AI cloud partnerships as the new infrastructure layer
AI cloud partnerships are long-term agreements in which enterprise AI platforms depend on a major cloud provider for compute, storage, security, and model access while gaining tight integrations into that provider’s services and customer channels. These alliances are becoming the default infrastructure strategy for AI builders that want to scale without running their own hardware or building full-stack platforms from scratch. Instead of competing with hyperscale clouds, they plug into them, trading independence for reach, stability, and shared product roadmaps. Lovable’s expanded relationship with Google Cloud and Palantir’s multi-tiered deal show how quickly this model is moving from experiment to standard practice. Together, they signal a broader shift: leading AI platforms no longer treat infrastructure as a commodity backdrop, but as a strategic layer where distribution, governance, and AI-native workflows are decided.
Lovable’s fivefold scale-up: from startup tool to infrastructure customer
Lovable illustrates how AI app builders are turning into heavy enterprise AI infrastructure users. The company agreed a multiyear expansion with Google Cloud that includes a fivefold increase in cloud footprint and “significantly greater AI usage,” plus access to Gemini and Anthropic’s Claude for coding tasks. Lovable reports more than 25 million projects created in its first year, over one million new projects each week, and 600 million monthly visits to Lovable-built applications. These are consumption patterns that look closer to large-scale consumer internet products than to traditional no-code tools, and every prompt, deployment and agent run consumes cloud compute. Lovable’s agent will appear in Gemini Enterprise’s Agent Gallery and be sold through Google Cloud Marketplace, turning it into a first-class citizen of Google Cloud’s ecosystem rather than a standalone app builder.

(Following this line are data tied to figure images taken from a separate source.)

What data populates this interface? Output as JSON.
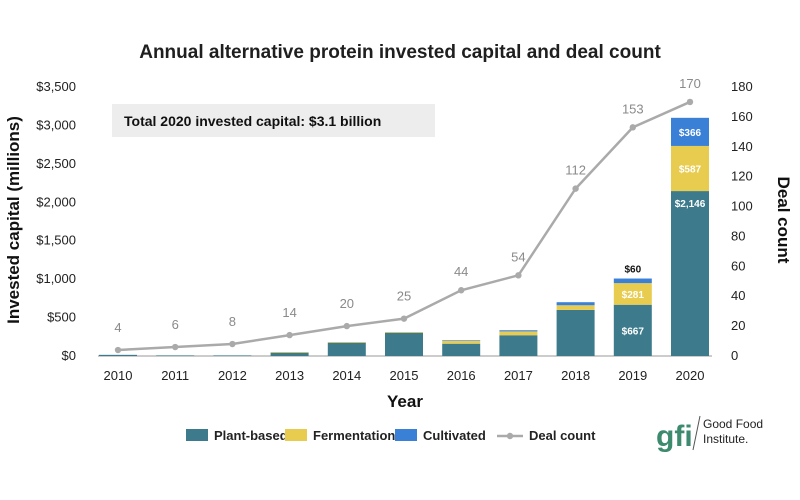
{
  "chart_data": {
    "type": "bar",
    "title": "Annual alternative protein invested capital and deal count",
    "xlabel": "Year",
    "ylabel": "Invested capital (millions)",
    "y2label": "Deal count",
    "ylim": [
      0,
      3500
    ],
    "y2lim": [
      0,
      180
    ],
    "y_ticks": [
      "$0",
      "$500",
      "$1,000",
      "$1,500",
      "$2,000",
      "$2,500",
      "$3,000",
      "$3,500"
    ],
    "y2_ticks": [
      "0",
      "20",
      "40",
      "60",
      "80",
      "100",
      "120",
      "140",
      "160",
      "180"
    ],
    "categories": [
      "2010",
      "2011",
      "2012",
      "2013",
      "2014",
      "2015",
      "2016",
      "2017",
      "2018",
      "2019",
      "2020"
    ],
    "series": [
      {
        "name": "Plant-based",
        "color": "#3d7b8c",
        "values": [
          15,
          8,
          8,
          45,
          175,
          305,
          160,
          270,
          600,
          667,
          2146
        ]
      },
      {
        "name": "Fermentation",
        "color": "#e8cc4f",
        "values": [
          0,
          0,
          0,
          5,
          5,
          5,
          40,
          50,
          60,
          281,
          587
        ]
      },
      {
        "name": "Cultivated",
        "color": "#3a80d6",
        "values": [
          0,
          0,
          0,
          0,
          0,
          0,
          5,
          15,
          40,
          60,
          366
        ]
      },
      {
        "name": "Deal count",
        "color": "#aaaaaa",
        "type": "line",
        "axis": "right",
        "values": [
          4,
          6,
          8,
          14,
          20,
          25,
          44,
          54,
          112,
          153,
          170
        ]
      }
    ],
    "segment_labels": {
      "2019": [
        "$667",
        "$281",
        "$60"
      ],
      "2020": [
        "$2,146",
        "$587",
        "$366"
      ]
    },
    "annotation": "Total 2020 invested capital: $3.1 billion",
    "legend": {
      "placement": "bottom",
      "items": [
        "Plant-based",
        "Fermentation",
        "Cultivated",
        "Deal count"
      ]
    },
    "grid": false
  },
  "logo": {
    "mark": "gfi",
    "line1": "Good Food",
    "line2": "Institute."
  }
}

Palantir–Google Cloud: deep integrations, not generic hosting
Palantir’s new multi-tiered agreement with Google Cloud shows a similar pattern at the high end of enterprise AI infrastructure. Palantir Foundry and AIP are now available on Google Cloud Marketplace, backed by first-class Google Cloud integrations. The headline feature is two-way data federation between BigQuery and Foundry, building on Palantir’s zero-copy virtual tables, plus two-way semantic exchange between Google’s Knowledge Catalog and Foundry’s Ontology. This turns Google Cloud into the default data backbone for Palantir workloads rather than just another hosting option. A second pillar is deeper connectivity between Gemini and Palantir AIP, so customers can plug Gemini models into operational workflows governed by Palantir’s Ontology. For customers like Eaton, this stack is already turning engineering documentation into “intelligent operational assets,” tightening the loop between cloud data, AI models and frontline operations.

Why AI platforms are consolidating around major clouds
The Lovable and Palantir deals highlight AI platform consolidation around a few major cloud providers instead of independent infrastructure. Running large-scale AI workloads needs capital-heavy data centers, custom chips and security capabilities that few software companies want to own. Google Cloud, for example, plans AI-optimized infrastructure spending in the USD 180–190 billion (approx. RM828–874 billion) range, and aims to keep fast-growing AI companies inside its stack rather than lose them to rivals later. Lovable fits neatly into this plan because it can introduce non-technical builders to Google Cloud before they ever see a console. Palantir, meanwhile, brings data-rich enterprises that want holistic architectures. In both cases, the cloud provider supplies the base, and the AI platform delivers domain-specific workflows, shortening sales cycles and making infrastructure choices almost invisible to end users.

Deeper integrations reduce friction—and increase lock-in
As enterprise AI infrastructure consolidates, the texture of integration matters more than raw compute. Lovable’s roadmap with Google Cloud reaches into Gemini Enterprise, AI-optimized infrastructure, Google Cloud Marketplace, and Wiz-powered security scanning for AI-generated code. This gives buyers what they expect from enterprise AI tools: governance, billing clarity, vulnerability detection and a clean path through procurement. Palantir’s two-way BigQuery–Foundry connectivity and Gemini–AIP integration serve a similar purpose, letting customers keep data in place while adding AI workflows on top. For users, these deep Google Cloud integrations reduce friction: fewer data copies, simpler identity management and one place to audit AI behavior. At the same time, they strengthen soft lock-in. Once AI workflows, security policies and billing all run through a single cloud, switching providers becomes more than a technical migration—it becomes an organizational overhaul.